By Warren Hayes | April 4, 2019

PayPal has invested an undisclosed amount in blockchain-based identity management company Cambridge Blockchain – a move that Forbes has noted as being PayPal’s first-ever blockchain investment.

With this move in support of Cambridge’s extension of its Series A round, PayPal now joins the likes of the venture capital arm of electronics manufacturer Foxconn in backing the company.

While PayPal’s investment size has not been officially made public, recent filings with the US Securities and Exchange Commission indicate that Cambridge has raised $3.5 million in fresh funds since launching its extension funding round in May 2018, which includes investment from Omidyar Network as well as PayPal.

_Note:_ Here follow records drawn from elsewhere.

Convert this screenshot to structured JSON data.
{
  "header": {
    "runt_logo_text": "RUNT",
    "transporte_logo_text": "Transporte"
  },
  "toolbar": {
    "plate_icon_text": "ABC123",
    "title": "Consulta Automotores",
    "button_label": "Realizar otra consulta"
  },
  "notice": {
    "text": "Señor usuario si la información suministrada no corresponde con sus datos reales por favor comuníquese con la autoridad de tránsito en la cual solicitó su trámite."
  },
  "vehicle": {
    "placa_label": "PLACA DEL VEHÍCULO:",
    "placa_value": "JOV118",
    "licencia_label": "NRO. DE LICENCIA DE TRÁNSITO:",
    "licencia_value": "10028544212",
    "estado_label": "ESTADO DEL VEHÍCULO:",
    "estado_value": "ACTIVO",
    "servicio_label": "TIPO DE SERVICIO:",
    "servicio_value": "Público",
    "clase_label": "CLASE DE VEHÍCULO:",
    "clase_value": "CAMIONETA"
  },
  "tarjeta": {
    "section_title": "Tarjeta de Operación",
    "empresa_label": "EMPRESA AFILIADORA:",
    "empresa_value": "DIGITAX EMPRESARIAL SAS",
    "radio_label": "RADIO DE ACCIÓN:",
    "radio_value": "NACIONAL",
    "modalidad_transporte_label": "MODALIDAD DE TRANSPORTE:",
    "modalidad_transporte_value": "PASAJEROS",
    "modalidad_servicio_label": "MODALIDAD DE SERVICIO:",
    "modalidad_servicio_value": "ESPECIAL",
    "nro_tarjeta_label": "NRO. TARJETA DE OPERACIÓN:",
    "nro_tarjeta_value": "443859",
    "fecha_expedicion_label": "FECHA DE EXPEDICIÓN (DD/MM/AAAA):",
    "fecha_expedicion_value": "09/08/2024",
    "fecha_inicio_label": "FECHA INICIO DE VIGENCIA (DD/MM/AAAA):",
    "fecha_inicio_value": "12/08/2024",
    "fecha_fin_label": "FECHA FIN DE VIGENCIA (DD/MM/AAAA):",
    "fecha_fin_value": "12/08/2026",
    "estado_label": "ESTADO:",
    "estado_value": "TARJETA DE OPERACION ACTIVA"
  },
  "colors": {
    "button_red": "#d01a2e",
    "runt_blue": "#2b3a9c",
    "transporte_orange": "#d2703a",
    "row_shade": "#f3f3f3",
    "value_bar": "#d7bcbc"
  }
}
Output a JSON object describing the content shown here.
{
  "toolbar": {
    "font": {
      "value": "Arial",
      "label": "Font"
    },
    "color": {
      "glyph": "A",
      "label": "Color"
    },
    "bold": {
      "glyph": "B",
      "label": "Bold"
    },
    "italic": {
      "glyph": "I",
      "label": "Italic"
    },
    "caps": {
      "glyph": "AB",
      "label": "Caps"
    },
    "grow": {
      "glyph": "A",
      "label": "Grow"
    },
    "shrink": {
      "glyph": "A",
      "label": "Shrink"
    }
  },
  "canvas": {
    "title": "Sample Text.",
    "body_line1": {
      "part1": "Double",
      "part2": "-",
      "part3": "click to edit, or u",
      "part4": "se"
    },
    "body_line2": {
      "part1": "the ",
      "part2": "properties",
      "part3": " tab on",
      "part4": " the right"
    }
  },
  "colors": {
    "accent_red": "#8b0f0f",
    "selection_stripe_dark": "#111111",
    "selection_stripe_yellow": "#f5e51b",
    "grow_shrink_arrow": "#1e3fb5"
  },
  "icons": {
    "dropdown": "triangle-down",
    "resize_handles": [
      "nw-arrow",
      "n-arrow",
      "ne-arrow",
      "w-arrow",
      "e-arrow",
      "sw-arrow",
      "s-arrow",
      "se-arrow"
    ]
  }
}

Prior to this, Cambridge had raised $7 million earlier in its main Series A round which saw the likes of Foxconn’s HCM Capital, Partech Ventures, and Digital Currency Group coming forward.

Cambridge is working on a solution to allow individuals the ownership and control over their online identities – bypassing the need for third-party middlemen platforms like Facebook. Forbes, in fact, likens it to using Facebook, except users will have the power to who is allowed to see their personal information used in identity verification.

With the investment in Cambridge, PayPal is looking into using Cambridge’s solution to let PayPal users prove their identity while avoiding their personal information from being unnecessarily shared.

A PayPal spokesperson commented, “We made an investment in Cambridge Blockchain because it is applying blockchain for digital identity in a way that we believe could benefit financial services companies including PayPal.”

Before this, Forbes said that PayPal’s only known forays into blockchain have involved filing a patent last March to speed up transaction rates of crypto, and an in-house project to promote employee participation using blockchain tokens.

Apart from its identity solution, Cambridge will reportedly spend its Series A and extension funding on research and development, and enlarging its manpower bases in Boston, Paris, and Beijing – the latter in particular with an aim to work on projects with Foxconn.

The Massachusetts-based company has previously scored collaborations with other giant companies such as Microsoft, IBM, Mastercard, and Accenture under the umbrella of the non-profit Decentralized Identity Foundation.